I have a project I have to do. In order to do it I need to investigate this book.
In page 94 they defined hyperbolic isometry on a metric s.t it possesses no fixed point in the tree.
After that they claim that such isomtery possesses 2 fixed point in the boundary of a tree.
How could it be ? How it possesses no fixed point in the tree but 2 fixed point in the boundary of a tree ? Is it a typo ?
were they meant to elliptic isometry ? I having a little difficult to understand the proof

There is no typo, a hyperbolic isometry on a tree fixes two points at infinity. For instance, you may think about the unit translation on the real line: it has no fixed point on the real line itself, but it fixes the two points at infinity.

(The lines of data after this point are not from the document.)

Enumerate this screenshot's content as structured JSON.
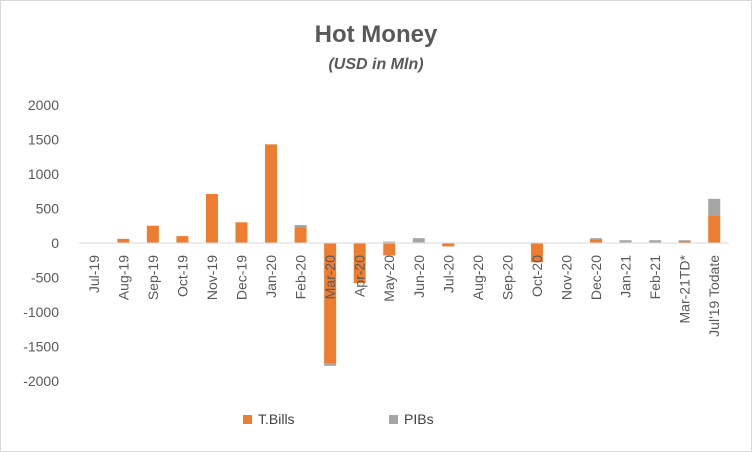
{
  "chart_data": {
    "type": "bar",
    "stacked": true,
    "title": "Hot Money",
    "subtitle": "(USD in Mln)",
    "categories": [
      "Jul-19",
      "Aug-19",
      "Sep-19",
      "Oct-19",
      "Nov-19",
      "Dec-19",
      "Jan-20",
      "Feb-20",
      "Mar-20",
      "Apr-20",
      "May-20",
      "Jun-20",
      "Jul-20",
      "Aug-20",
      "Sep-20",
      "Oct-20",
      "Nov-20",
      "Dec-20",
      "Jan-21",
      "Feb-21",
      "Mar-21TD*",
      "Jul'19 Todate"
    ],
    "series": [
      {
        "name": "T.Bills",
        "color": "#ed7d31",
        "values": [
          0,
          60,
          250,
          100,
          710,
          300,
          1430,
          230,
          -1740,
          -580,
          -180,
          10,
          -50,
          0,
          0,
          -280,
          0,
          50,
          10,
          10,
          30,
          400
        ]
      },
      {
        "name": "PIBs",
        "color": "#a5a5a5",
        "values": [
          0,
          0,
          0,
          0,
          0,
          0,
          0,
          30,
          -40,
          0,
          20,
          60,
          0,
          0,
          0,
          0,
          0,
          20,
          30,
          30,
          10,
          240
        ]
      }
    ],
    "ylim": [
      -2000,
      2000
    ],
    "yticks": [
      2000,
      1500,
      1000,
      500,
      0,
      -500,
      -1000,
      -1500,
      -2000
    ],
    "legend_position": "bottom",
    "grid": false
  }
}
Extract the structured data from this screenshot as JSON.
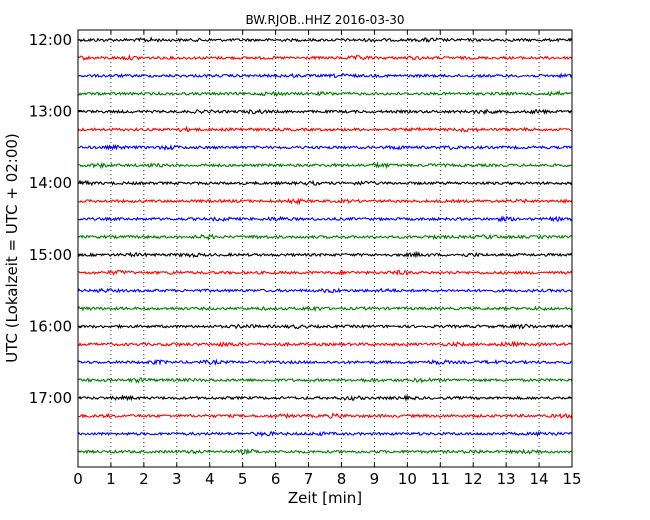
{
  "chart_data": {
    "type": "line",
    "title": "BW.RJOB..HHZ 2016-03-30",
    "xlabel": "Zeit  [min]",
    "ylabel": "UTC (Lokalzeit = UTC + 02:00)",
    "xlim": [
      0,
      15
    ],
    "xticks": [
      "0",
      "1",
      "2",
      "3",
      "4",
      "5",
      "6",
      "7",
      "8",
      "9",
      "10",
      "11",
      "12",
      "13",
      "14",
      "15"
    ],
    "yticks": [
      "12:00",
      "13:00",
      "14:00",
      "15:00",
      "16:00",
      "17:00"
    ],
    "grid": "vertical dotted at each minute",
    "trace_interval_minutes": 15,
    "colors_cycle": [
      "#000000",
      "#ff0000",
      "#0000ff",
      "#008000"
    ],
    "series": [
      {
        "start": "12:00",
        "color": "#000000"
      },
      {
        "start": "12:15",
        "color": "#ff0000"
      },
      {
        "start": "12:30",
        "color": "#0000ff"
      },
      {
        "start": "12:45",
        "color": "#008000"
      },
      {
        "start": "13:00",
        "color": "#000000"
      },
      {
        "start": "13:15",
        "color": "#ff0000"
      },
      {
        "start": "13:30",
        "color": "#0000ff"
      },
      {
        "start": "13:45",
        "color": "#008000"
      },
      {
        "start": "14:00",
        "color": "#000000"
      },
      {
        "start": "14:15",
        "color": "#ff0000"
      },
      {
        "start": "14:30",
        "color": "#0000ff"
      },
      {
        "start": "14:45",
        "color": "#008000"
      },
      {
        "start": "15:00",
        "color": "#000000"
      },
      {
        "start": "15:15",
        "color": "#ff0000"
      },
      {
        "start": "15:30",
        "color": "#0000ff"
      },
      {
        "start": "15:45",
        "color": "#008000"
      },
      {
        "start": "16:00",
        "color": "#000000"
      },
      {
        "start": "16:15",
        "color": "#ff0000"
      },
      {
        "start": "16:30",
        "color": "#0000ff"
      },
      {
        "start": "16:45",
        "color": "#008000"
      },
      {
        "start": "17:00",
        "color": "#000000"
      },
      {
        "start": "17:15",
        "color": "#ff0000"
      },
      {
        "start": "17:30",
        "color": "#0000ff"
      },
      {
        "start": "17:45",
        "color": "#008000"
      }
    ]
  }
}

Some hints to prove that a hyperbolic isometry $g$ on a tree $T$ fixes exactly two points at infinity:
Let $x \in T$ satisfying $d(x,gx)= \inf \{ d(y,gy) \mid y \in T \}$, and let $\gamma_0$ be a geodesic from $x$ to $gx$. Prove that $[g]=\bigcup\limits_{n \in \mathbb{Z}} g^n \cdot \gamma_0$ defines a bi-infinite geodesic on which $g$ acts by translation.
Deduce that $g$ fixes at least two points at infinity.
Let $\xi \in \partial T$ be a point at infinity, and let $\gamma$ be geodesic ray from $x$ to $\xi$. Then $g \cdot \xi$ is the point at infinity associated to the infinite ray $g \cdot \gamma$. Prove that $g \cdot \xi \neq \xi$ if $\gamma$ is not included into $[g]$.
Conclude that the only points of $\partial T$ fixed by $g$ are the two endpoints of $[g]$.